Mr. Dowd said he would revamp the City Planning Department and craft a citywide development plan.
"It shouldn't be just lofts in the Strip District and where the Penguins are building," said Carmen Robinson, a Hill District attorney who also is running for mayor. She said any renaissance hasn't hit Lincoln-Lemington, Homewood, Brookline or Carrick, and vowed to back community benefits agreements guaranteeing jobs and investments to neighborhoods in which subsidized developments sit.
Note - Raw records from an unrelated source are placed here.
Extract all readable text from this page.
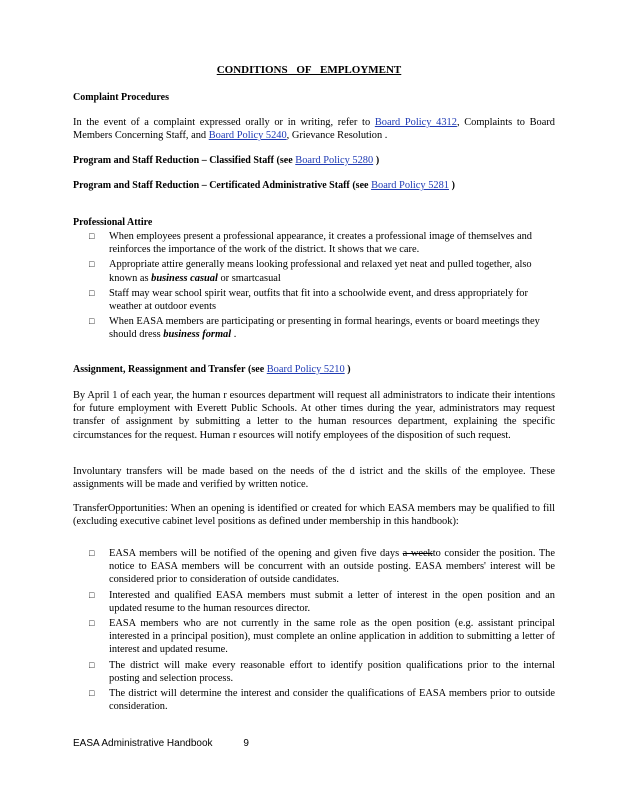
CONDITIONS OF EMPLOYMENT
Complaint Procedures
In the event of a complaint expressed orally or in writing, refer to Board Policy 4312, Complaints to Board Members Concerning Staff, and Board Policy 5240, Grievance Resolution .
Program and Staff Reduction – Classified Staff (see Board Policy 5280 )
Program and Staff Reduction – Certificated Administrative Staff (see Board Policy 5281 )
Professional Attire
□ When employees present a professional appearance, it creates a professional image of themselves and reinforces the importance of the work of the district. It shows that we care.
□ Appropriate attire generally means looking professional and relaxed yet neat and pulled together, also known as business casual or smartcasual
□ Staff may wear school spirit wear, outfits that fit into a schoolwide event, and dress appropriately for weather at outdoor events
□ When EASA members are participating or presenting in formal hearings, events or board meetings they should dress business formal .
Assignment, Reassignment and Transfer (see Board Policy 5210 )
By April 1 of each year, the human r esources department will request all administrators to indicate their intentions for future employment with Everett Public Schools. At other times during the year, administrators may request transfer of assignment by submitting a letter to the human resources department, explaining the specific circumstances for the request. Human r esources will notify employees of the disposition of such request.
Involuntary transfers will be made based on the needs of the d istrict and the skills of the employee. These assignments will be made and verified by written notice.
TransferOpportunities: When an opening is identified or created for which EASA members may be qualified to fill (excluding executive cabinet level positions as defined under membership in this handbook):
□ EASA members will be notified of the opening and given five days a weekto consider the position. The notice to EASA members will be concurrent with an outside posting. EASA members' interest will be considered prior to consideration of outside candidates.
□ Interested and qualified EASA members must submit a letter of interest in the open position and an updated resume to the human resources director.
□ EASA members who are not currently in the same role as the open position (e.g. assistant principal interested in a principal position), must complete an online application in addition to submitting a letter of interest and updated resume.
□ The district will make every reasonable effort to identify position qualifications prior to the internal posting and selection process.
□ The district will determine the interest and consider the qualifications of EASA members prior to outside consideration.
EASA Administrative Handbook	9
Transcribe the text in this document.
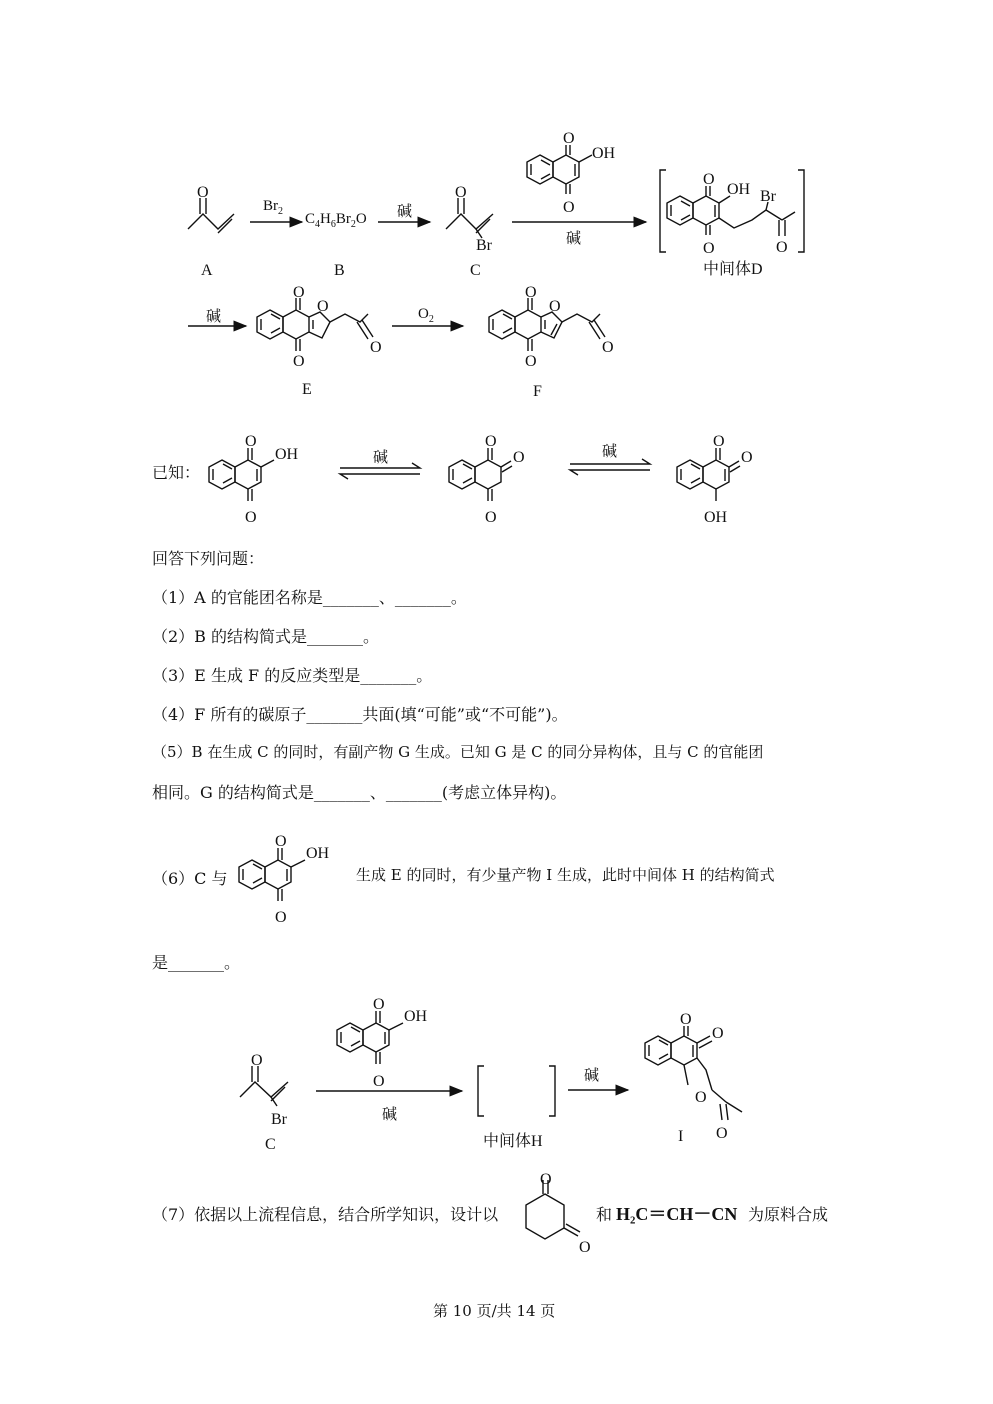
O	O
Br
O
OH
O
O
OH Br
O	O
O
O
O
O
O
O
O
O
O
OH
O
O
O
O
O
O
OH
O
OH
O
O
Br
O
OH
O
O
O
O
O
O
O
$Br_2$ $C_4H_6Br_2O$ 碱
碱
碱	$O_2$
A	B	C	中间体D
E	F
已知：
碱	碱
回答下列问题：
（1）A 的官能团名称是_______、_______。
（2）B 的结构简式是_______。
（3）E 生成 F 的反应类型是_______。
（4）F 所有的碳原子_______共面(填“可能”或“不可能”)。
（5）B 在生成 C 的同时，有副产物 G 生成。已知 G 是 C 的同分异构体，且与 C 的官能团
相同。G 的结构简式是_______、_______(考虑立体异构)。
（6）C 与	生成 E 的同时，有少量产物 I 生成，此时中间体 H 的结构简式
是_______。
碱
碱
C	中间体H	I
（7）依据以上流程信息，结合所学知识，设计以	和 H₂C＝CH－CN 为原料合成
第 10 页/共 14 页
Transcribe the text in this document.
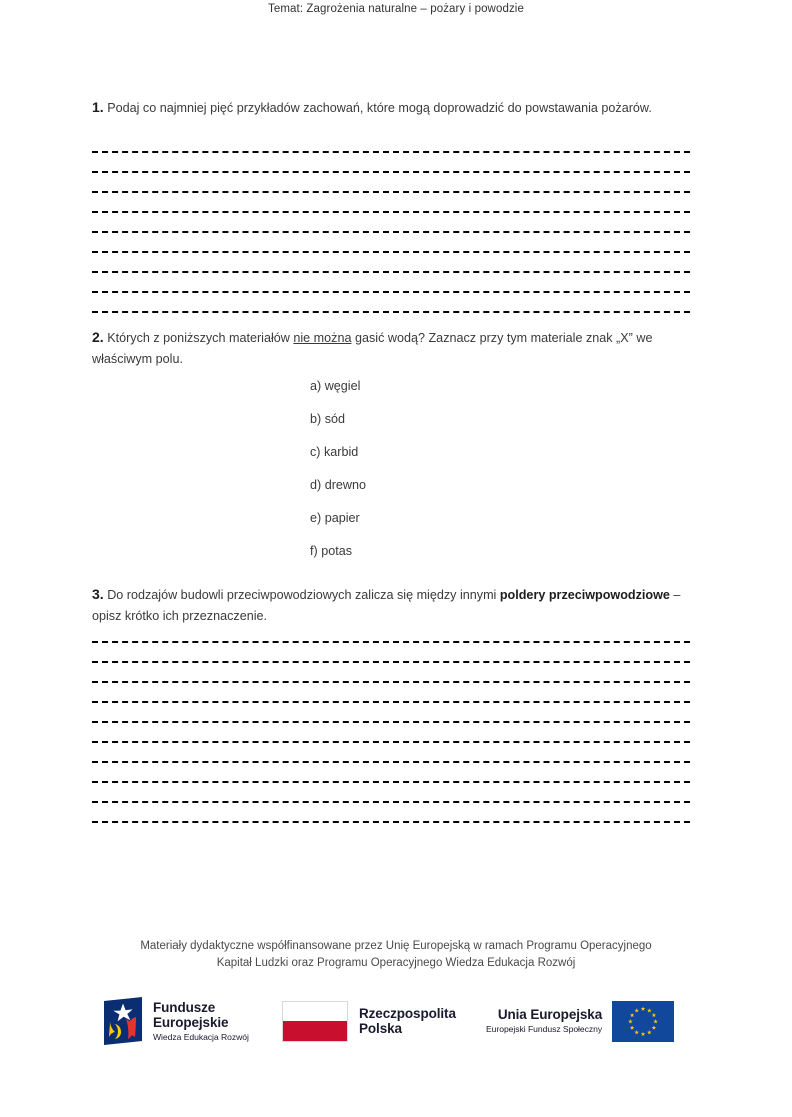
Temat: Zagrożenia naturalne – pożary i powodzie
1. Podaj co najmniej pięć przykładów zachowań, które mogą doprowadzić do powstawania pożarów.
2. Których z poniższych materiałów nie można gasić wodą? Zaznacz przy tym materiale znak „X” we właściwym polu.
a) węgiel
b) sód
c) karbid
d) drewno
e) papier
f) potas
3. Do rodzajów budowli przeciwpowodziowych zalicza się między innymi poldery przeciwpowodziowe – opisz krótko ich przeznaczenie.
Materiały dydaktyczne współfinansowane przez Unię Europejską w ramach Programu Operacyjnego
Kapitał Ludzki oraz Programu Operacyjnego Wiedza Edukacja Rozwój
Fundusze
Europejskie
Wiedza Edukacja Rozwój
Rzeczpospolita
Polska
Unia Europejska
Europejski Fundusz Społeczny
Mr. Ravenstahl argues that he is working strategically, using data to determine whether new homes, green space, business district investments or public safety efforts would help a given neighborhood most. The administration is also about to seek a consultant to help five as-yet-unpicked, troubled communities to find paths to stability.
Last year he asked consultants for concepts for stimulating development along the Allegheny River, and was surprised to get 24 responses. The URA will choose one soon.
A decade ago, Mayor Tom Murphy and Allegheny County commissioners Mike Dawida and Bob Cranmer declared a third renaissance, driven by the then-emerging stadiums and David L. Lawrence Convention Center. Mr. Ravenstahl's people aren't counting that one, instead measuring their work against the 1950s clearance of the Point State Park area and the Downtown building boom that started in the late 1970s.